The use of α₂ adrenoreceptor agonists as an adjuvant to local anesthetics in spinal anesthesia has been studied by Kanazi and his colleagues, they found that dexmedetomidine (3 μg) or clonidine (30 μg), when added to intrathecal bupivacaine for patients undergoing transurethral resection of prostate or bladder tumor under spinal anesthesia, produces a near prolongation in the time of the motor and sensory block and lesser onset of both motor and sensory block with steady hemodynamic condition and lack of sedation [10].

Gupta et al. [11] found that intrathecal dexmedetomidine is associated with prolonged motor and sensory block, hemodynamic stability, and reduced demand for rescue analgesics in 24 h as compared to fentanyl.

Xiao-Yin et al. [12] found that the use of dexmedetomidine including intravenous and intrathecal could statistically significantly prolong the duration of sensory and motor block and the time to first request for postoperative analgesia. There was no increased risk of the side effects and the occurrence of hypotension, but the risk of bradycardia increased.
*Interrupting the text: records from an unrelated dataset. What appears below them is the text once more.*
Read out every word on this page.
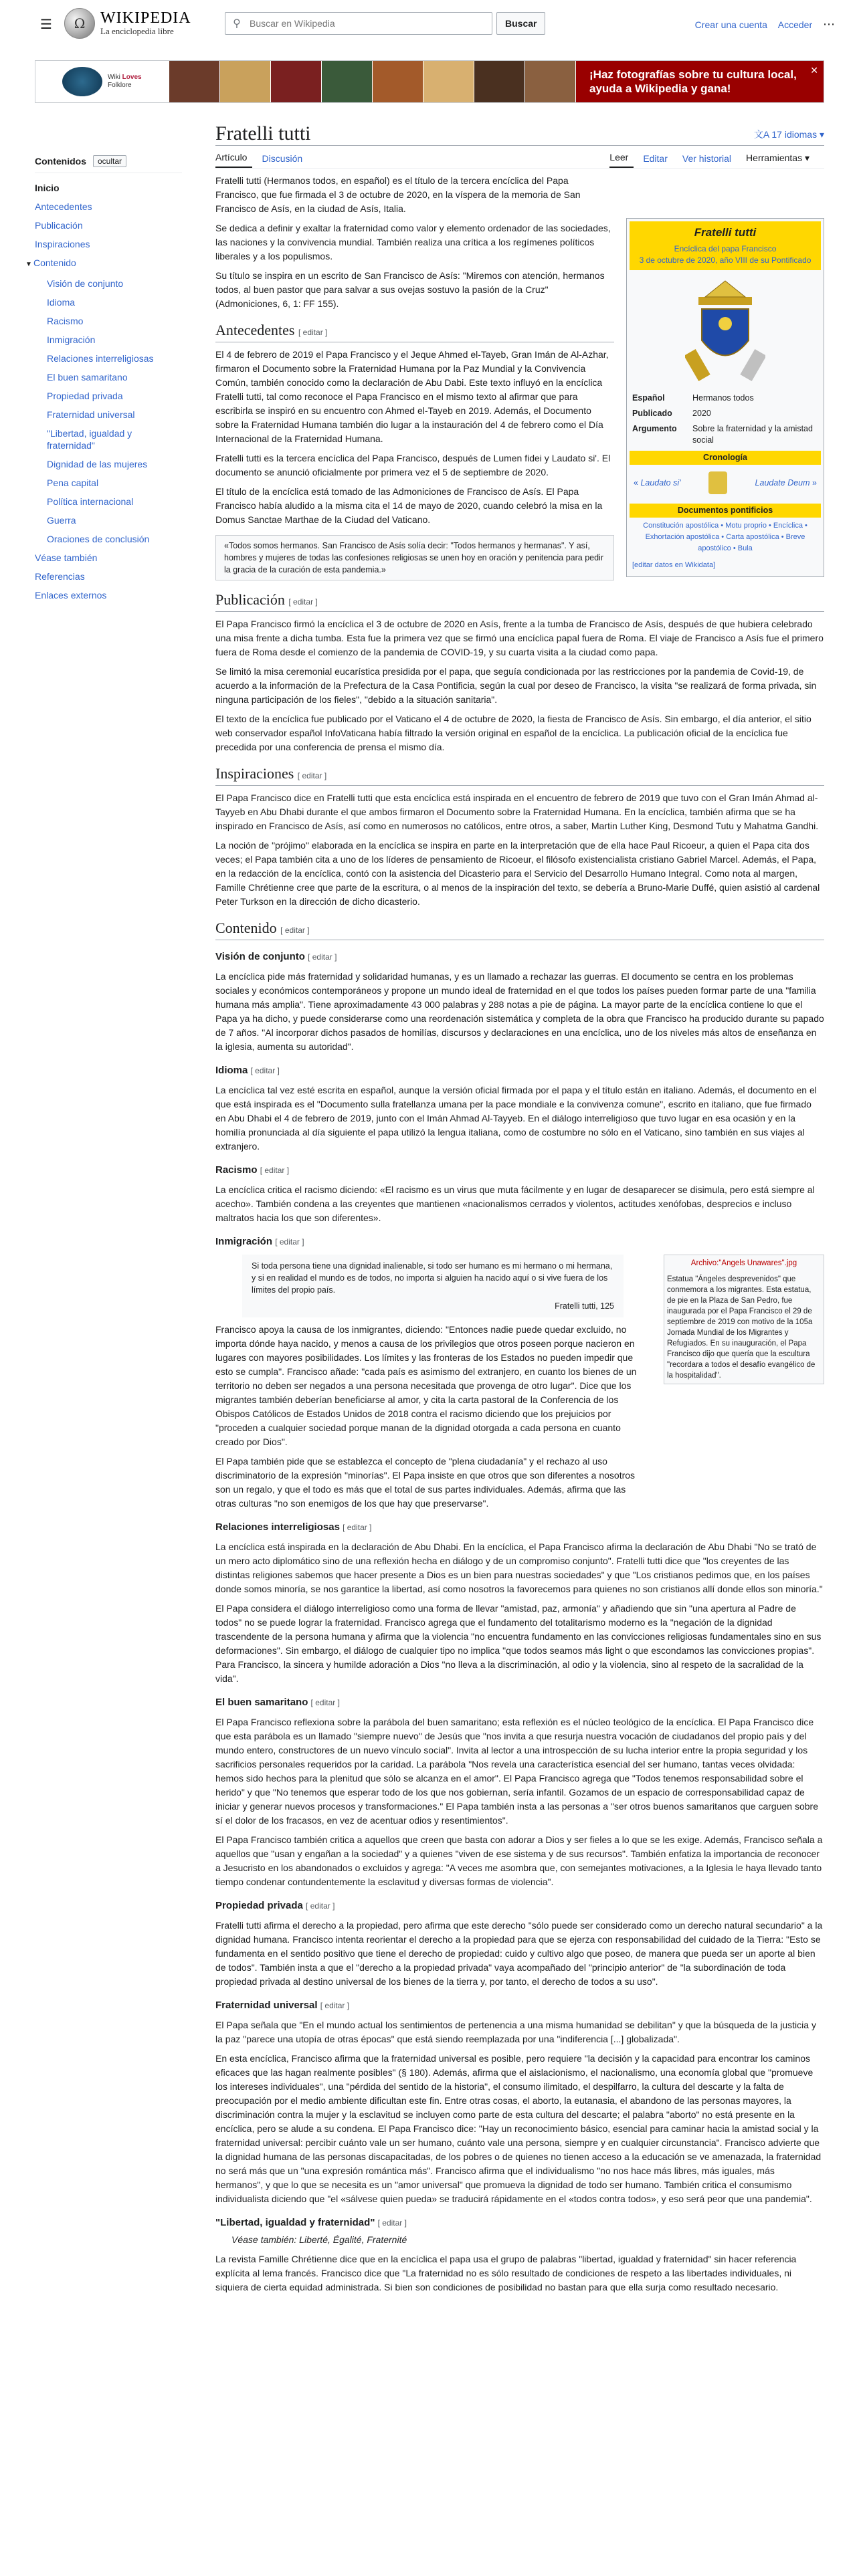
☰	Ω WIKIPEDIA
La enciclopedia libre
⚲
Buscar en Wikipedia	Buscar	Crear una cuenta Acceder ⋯
Wiki Loves
Folklore
¡Haz fotografías sobre tu cultura local, ayuda a Wikipedia y gana!
✕
Contenidos	ocultar
Inicio
Antecedentes
Publicación
Inspiraciones
▼ Contenido
Visión de conjunto
Idioma
Racismo
Inmigración
Relaciones interreligiosas
El buen samaritano
Propiedad privada
Fraternidad universal
"Libertad, igualdad y fraternidad"
Dignidad de las mujeres
Pena capital
Política internacional
Guerra
Oraciones de conclusión
Véase también
Referencias
Enlaces externos
Fratelli tutti	文A 17 idiomas ▾
Artículo	Discusión	Leer	Editar	Ver historial	Herramientas ▾
Fratelli tutti
Encíclica del papa Francisco
3 de octubre de 2020, año VIII de su Pontificado
Español	Hermanos todos
Publicado	2020
Argumento	Sobre la fraternidad y la amistad social
Cronología
« Laudato si'	Laudate Deum »
Documentos pontificios
Constitución apostólica • Motu proprio • Encíclica • Exhortación apostólica • Carta apostólica • Breve apostólico • Bula
[editar datos en Wikidata]

Fratelli tutti (Hermanos todos, en español) es el título de la tercera encíclica del Papa Francisco, que fue firmada el 3 de octubre de 2020, en la víspera de la memoria de San Francisco de Asís, en la ciudad de Asís, Italia.

Se dedica a definir y exaltar la fraternidad como valor y elemento ordenador de las sociedades, las naciones y la convivencia mundial. También realiza una crítica a los regímenes políticos liberales y a los populismos.

Su título se inspira en un escrito de San Francisco de Asís: "Miremos con atención, hermanos todos, al buen pastor que para salvar a sus ovejas sostuvo la pasión de la Cruz" (Admoniciones, 6, 1: FF 155).

Antecedentes [ editar ]

El 4 de febrero de 2019 el Papa Francisco y el Jeque Ahmed el-Tayeb, Gran Imán de Al-Azhar, firmaron el Documento sobre la Fraternidad Humana por la Paz Mundial y la Convivencia Común, también conocido como la declaración de Abu Dabi. Este texto influyó en la encíclica Fratelli tutti, tal como reconoce el Papa Francisco en el mismo texto al afirmar que para escribirla se inspiró en su encuentro con Ahmed el-Tayeb en 2019. Además, el Documento sobre la Fraternidad Humana también dio lugar a la instauración del 4 de febrero como el Día Internacional de la Fraternidad Humana.

Fratelli tutti es la tercera encíclica del Papa Francisco, después de Lumen fidei y Laudato si'. El documento se anunció oficialmente por primera vez el 5 de septiembre de 2020.

El título de la encíclica está tomado de las Admoniciones de Francisco de Asís. El Papa Francisco había aludido a la misma cita el 14 de mayo de 2020, cuando celebró la misa en la Domus Sanctae Marthae de la Ciudad del Vaticano.

«Todos somos hermanos. San Francisco de Asís solía decir: "Todos hermanos y hermanas". Y así, hombres y mujeres de todas las confesiones religiosas se unen hoy en oración y penitencia para pedir la gracia de la curación de esta pandemia.»
Publicación [ editar ]

El Papa Francisco firmó la encíclica el 3 de octubre de 2020 en Asís, frente a la tumba de Francisco de Asís, después de que hubiera celebrado una misa frente a dicha tumba. Esta fue la primera vez que se firmó una encíclica papal fuera de Roma. El viaje de Francisco a Asís fue el primero fuera de Roma desde el comienzo de la pandemia de COVID-19, y su cuarta visita a la ciudad como papa.

Se limitó la misa ceremonial eucarística presidida por el papa, que seguía condicionada por las restricciones por la pandemia de Covid-19, de acuerdo a la información de la Prefectura de la Casa Pontificia, según la cual por deseo de Francisco, la visita "se realizará de forma privada, sin ninguna participación de los fieles", "debido a la situación sanitaria".

El texto de la encíclica fue publicado por el Vaticano el 4 de octubre de 2020, la fiesta de Francisco de Asís. Sin embargo, el día anterior, el sitio web conservador español InfoVaticana había filtrado la versión original en español de la encíclica. La publicación oficial de la encíclica fue precedida por una conferencia de prensa el mismo día.

Inspiraciones [ editar ]

El Papa Francisco dice en Fratelli tutti que esta encíclica está inspirada en el encuentro de febrero de 2019 que tuvo con el Gran Imán Ahmad al-Tayyeb en Abu Dhabi durante el que ambos firmaron el Documento sobre la Fraternidad Humana. En la encíclica, también afirma que se ha inspirado en Francisco de Asís, así como en numerosos no católicos, entre otros, a saber, Martin Luther King, Desmond Tutu y Mahatma Gandhi.

La noción de "prójimo" elaborada en la encíclica se inspira en parte en la interpretación que de ella hace Paul Ricoeur, a quien el Papa cita dos veces; el Papa también cita a uno de los líderes de pensamiento de Ricoeur, el filósofo existencialista cristiano Gabriel Marcel. Además, el Papa, en la redacción de la encíclica, contó con la asistencia del Dicasterio para el Servicio del Desarrollo Humano Integral. Como nota al margen, Famille Chrétienne cree que parte de la escritura, o al menos de la inspiración del texto, se debería a Bruno-Marie Duffé, quien asistió al cardenal Peter Turkson en la dirección de dicho dicasterio.

Contenido [ editar ]
Visión de conjunto [ editar ]

La encíclica pide más fraternidad y solidaridad humanas, y es un llamado a rechazar las guerras. El documento se centra en los problemas sociales y económicos contemporáneos y propone un mundo ideal de fraternidad en el que todos los países pueden formar parte de una "familia humana más amplia". Tiene aproximadamente 43 000 palabras y 288 notas a pie de página. La mayor parte de la encíclica contiene lo que el Papa ya ha dicho, y puede considerarse como una reordenación sistemática y completa de la obra que Francisco ha producido durante su papado de 7 años. "Al incorporar dichos pasados de homilías, discursos y declaraciones en una encíclica, uno de los niveles más altos de enseñanza en la iglesia, aumenta su autoridad".

Idioma [ editar ]

La encíclica tal vez esté escrita en español, aunque la versión oficial firmada por el papa y el título están en italiano. Además, el documento en el que está inspirada es el "Documento sulla fratellanza umana per la pace mondiale e la convivenza comune", escrito en italiano, que fue firmado en Abu Dhabi el 4 de febrero de 2019, junto con el Imán Ahmad Al-Tayyeb. En el diálogo interreligioso que tuvo lugar en esa ocasión y en la homilía pronunciada al día siguiente el papa utilizó la lengua italiana, como de costumbre no sólo en el Vaticano, sino también en sus viajes al extranjero.

Racismo [ editar ]

La encíclica critica el racismo diciendo: «El racismo es un virus que muta fácilmente y en lugar de desaparecer se disimula, pero está siempre al acecho». También condena a las creyentes que mantienen «nacionalismos cerrados y violentos, actitudes xenófobas, desprecios e incluso maltratos hacia los que son diferentes».

Inmigración [ editar ]
Archivo:"Angels Unawares".jpg
Estatua "Ángeles desprevenidos" que conmemora a los migrantes. Esta estatua, de pie en la Plaza de San Pedro, fue inaugurada por el Papa Francisco el 29 de septiembre de 2019 con motivo de la 105a Jornada Mundial de los Migrantes y Refugiados. En su inauguración, el Papa Francisco dijo que quería que la escultura "recordara a todos el desafío evangélico de la hospitalidad".
Si toda persona tiene una dignidad inalienable, si todo ser humano es mi hermano o mi hermana, y si en realidad el mundo es de todos, no importa si alguien ha nacido aquí o si vive fuera de los límites del propio país.
Fratelli tutti, 125

Francisco apoya la causa de los inmigrantes, diciendo: "Entonces nadie puede quedar excluido, no importa dónde haya nacido, y menos a causa de los privilegios que otros poseen porque nacieron en lugares con mayores posibilidades. Los límites y las fronteras de los Estados no pueden impedir que esto se cumpla". Francisco añade: "cada país es asimismo del extranjero, en cuanto los bienes de un territorio no deben ser negados a una persona necesitada que provenga de otro lugar". Dice que los migrantes también deberían beneficiarse al amor, y cita la carta pastoral de la Conferencia de los Obispos Católicos de Estados Unidos de 2018 contra el racismo diciendo que los prejuicios por "proceden a cualquier sociedad porque manan de la dignidad otorgada a cada persona en cuanto creado por Dios".

El Papa también pide que se establezca el concepto de "plena ciudadanía" y el rechazo al uso discriminatorio de la expresión "minorías". El Papa insiste en que otros que son diferentes a nosotros son un regalo, y que el todo es más que el total de sus partes individuales. Además, afirma que las otras culturas "no son enemigos de los que hay que preservarse".

Relaciones interreligiosas [ editar ]

La encíclica está inspirada en la declaración de Abu Dhabi. En la encíclica, el Papa Francisco afirma la declaración de Abu Dhabi "No se trató de un mero acto diplomático sino de una reflexión hecha en diálogo y de un compromiso conjunto". Fratelli tutti dice que "los creyentes de las distintas religiones sabemos que hacer presente a Dios es un bien para nuestras sociedades" y que "Los cristianos pedimos que, en los países donde somos minoría, se nos garantice la libertad, así como nosotros la favorecemos para quienes no son cristianos allí donde ellos son minoría."

El Papa considera el diálogo interreligioso como una forma de llevar "amistad, paz, armonía" y añadiendo que sin "una apertura al Padre de todos" no se puede lograr la fraternidad. Francisco agrega que el fundamento del totalitarismo moderno es la "negación de la dignidad trascendente de la persona humana y afirma que la violencia "no encuentra fundamento en las convicciones religiosas fundamentales sino en sus deformaciones". Sin embargo, el diálogo de cualquier tipo no implica "que todos seamos más light o que escondamos las convicciones propias". Para Francisco, la sincera y humilde adoración a Dios "no lleva a la discriminación, al odio y la violencia, sino al respeto de la sacralidad de la vida".

El buen samaritano [ editar ]

El Papa Francisco reflexiona sobre la parábola del buen samaritano; esta reflexión es el núcleo teológico de la encíclica. El Papa Francisco dice que esta parábola es un llamado "siempre nuevo" de Jesús que "nos invita a que resurja nuestra vocación de ciudadanos del propio país y del mundo entero, constructores de un nuevo vínculo social". Invita al lector a una introspección de su lucha interior entre la propia seguridad y los sacrificios personales requeridos por la caridad. La parábola "Nos revela una característica esencial del ser humano, tantas veces olvidada: hemos sido hechos para la plenitud que sólo se alcanza en el amor". El Papa Francisco agrega que "Todos tenemos responsabilidad sobre el herido" y que "No tenemos que esperar todo de los que nos gobiernan, sería infantil. Gozamos de un espacio de corresponsabilidad capaz de iniciar y generar nuevos procesos y transformaciones." El Papa también insta a las personas a "ser otros buenos samaritanos que carguen sobre sí el dolor de los fracasos, en vez de acentuar odios y resentimientos".

El Papa Francisco también critica a aquellos que creen que basta con adorar a Dios y ser fieles a lo que se les exige. Además, Francisco señala a aquellos que "usan y engañan a la sociedad" y a quienes "viven de ese sistema y de sus recursos". También enfatiza la importancia de reconocer a Jesucristo en los abandonados o excluidos y agrega: "A veces me asombra que, con semejantes motivaciones, a la Iglesia le haya llevado tanto tiempo condenar contundentemente la esclavitud y diversas formas de violencia".

Propiedad privada [ editar ]

Fratelli tutti afirma el derecho a la propiedad, pero afirma que este derecho "sólo puede ser considerado como un derecho natural secundario" a la dignidad humana. Francisco intenta reorientar el derecho a la propiedad para que se ejerza con responsabilidad del cuidado de la Tierra: "Esto se fundamenta en el sentido positivo que tiene el derecho de propiedad: cuido y cultivo algo que poseo, de manera que pueda ser un aporte al bien de todos". También insta a que el "derecho a la propiedad privada" vaya acompañado del "principio anterior" de "la subordinación de toda propiedad privada al destino universal de los bienes de la tierra y, por tanto, el derecho de todos a su uso".

Fraternidad universal [ editar ]

El Papa señala que "En el mundo actual los sentimientos de pertenencia a una misma humanidad se debilitan" y que la búsqueda de la justicia y la paz "parece una utopía de otras épocas" que está siendo reemplazada por una "indiferencia [...] globalizada".

En esta encíclica, Francisco afirma que la fraternidad universal es posible, pero requiere "la decisión y la capacidad para encontrar los caminos eficaces que las hagan realmente posibles" (§ 180). Además, afirma que el aislacionismo, el nacionalismo, una economía global que "promueve los intereses individuales", una "pérdida del sentido de la historia", el consumo ilimitado, el despilfarro, la cultura del descarte y la falta de preocupación por el medio ambiente dificultan este fin. Entre otras cosas, el aborto, la eutanasia, el abandono de las personas mayores, la discriminación contra la mujer y la esclavitud se incluyen como parte de esta cultura del descarte; el palabra "aborto" no está presente en la encíclica, pero se alude a su condena. El Papa Francisco dice: "Hay un reconocimiento básico, esencial para caminar hacia la amistad social y la fraternidad universal: percibir cuánto vale un ser humano, cuánto vale una persona, siempre y en cualquier circunstancia". Francisco advierte que la dignidad humana de las personas discapacitadas, de los pobres o de quienes no tienen acceso a la educación se ve amenazada, la fraternidad no será más que un "una expresión romántica más". Francisco afirma que el individualismo "no nos hace más libres, más iguales, más hermanos", y que lo que se necesita es un "amor universal" que promueva la dignidad de todo ser humano. También critica el consumismo individualista diciendo que "el «sálvese quien pueda» se traducirá rápidamente en el «todos contra todos», y eso será peor que una pandemia".

"Libertad, igualdad y fraternidad" [ editar ]
Véase también: Liberté, Égalité, Fraternité

La revista Famille Chrétienne dice que en la encíclica el papa usa el grupo de palabras "libertad, igualdad y fraternidad" sin hacer referencia explícita al lema francés. Francisco dice que "La fraternidad no es sólo resultado de condiciones de respeto a las libertades individuales, ni siquiera de cierta equidad administrada. Si bien son condiciones de posibilidad no bastan para que ella surja como resultado necesario.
The postoperative analgesic consumption which is a secondary outcome significantly decreased in patients of group III (intravenous dexmedetomidine) when compared with intrathecal dexmedetomidine (5 μg) and control group, also there was significant reduction in postoperative analgesic consumption in group II when compared with group I, it was (996.3 ± 134.2, 917.4 ± 130.8, 658.7 ± 123.9) in group I, II, III respectively.

Also, this study has found that the time interval between the administration of spinal block and the first request for supplemental analgesia (onset of 1st post-operative analgesic dose) was (242.23 ± 15.01, 270.15 ± 25.00, 371.25 ± 88.54) in group I, II, III and the intergroup comparison showed significant decrease between (I, II), (II, III), (I, III) [10,11].

We found that the addition of (intravenous dexmedetomidine) to spinal anaesthesia did not affect the patients' hemodynamics compared with other two groups. While dexmedetomidine stimulation of the brain and spinal cord receptors reduces neuronal firing, causing hypotension, bradycardia, sedation, and analgesia [5,6]. Also, there was no significant change between group I, II, III in Ramsay sedation score and Apgar scores in our study, despite the fact that (intravenous dexmedetomidine) increases the incidence of confusion and drowsiness in eclamptic patients. We preferred to use sedation score and SpO₂ as the measures of respiratory depression over respiratory rate. Therefore, hemodynamic depression after intrathecal and intravenous dexmedetomidine need attentive monitoring of pulse rate, blood pressure and level of sedation.

Intravenously administered dexmedetomidine prolonged the duration of sensory and motor blockade with reduced side effects.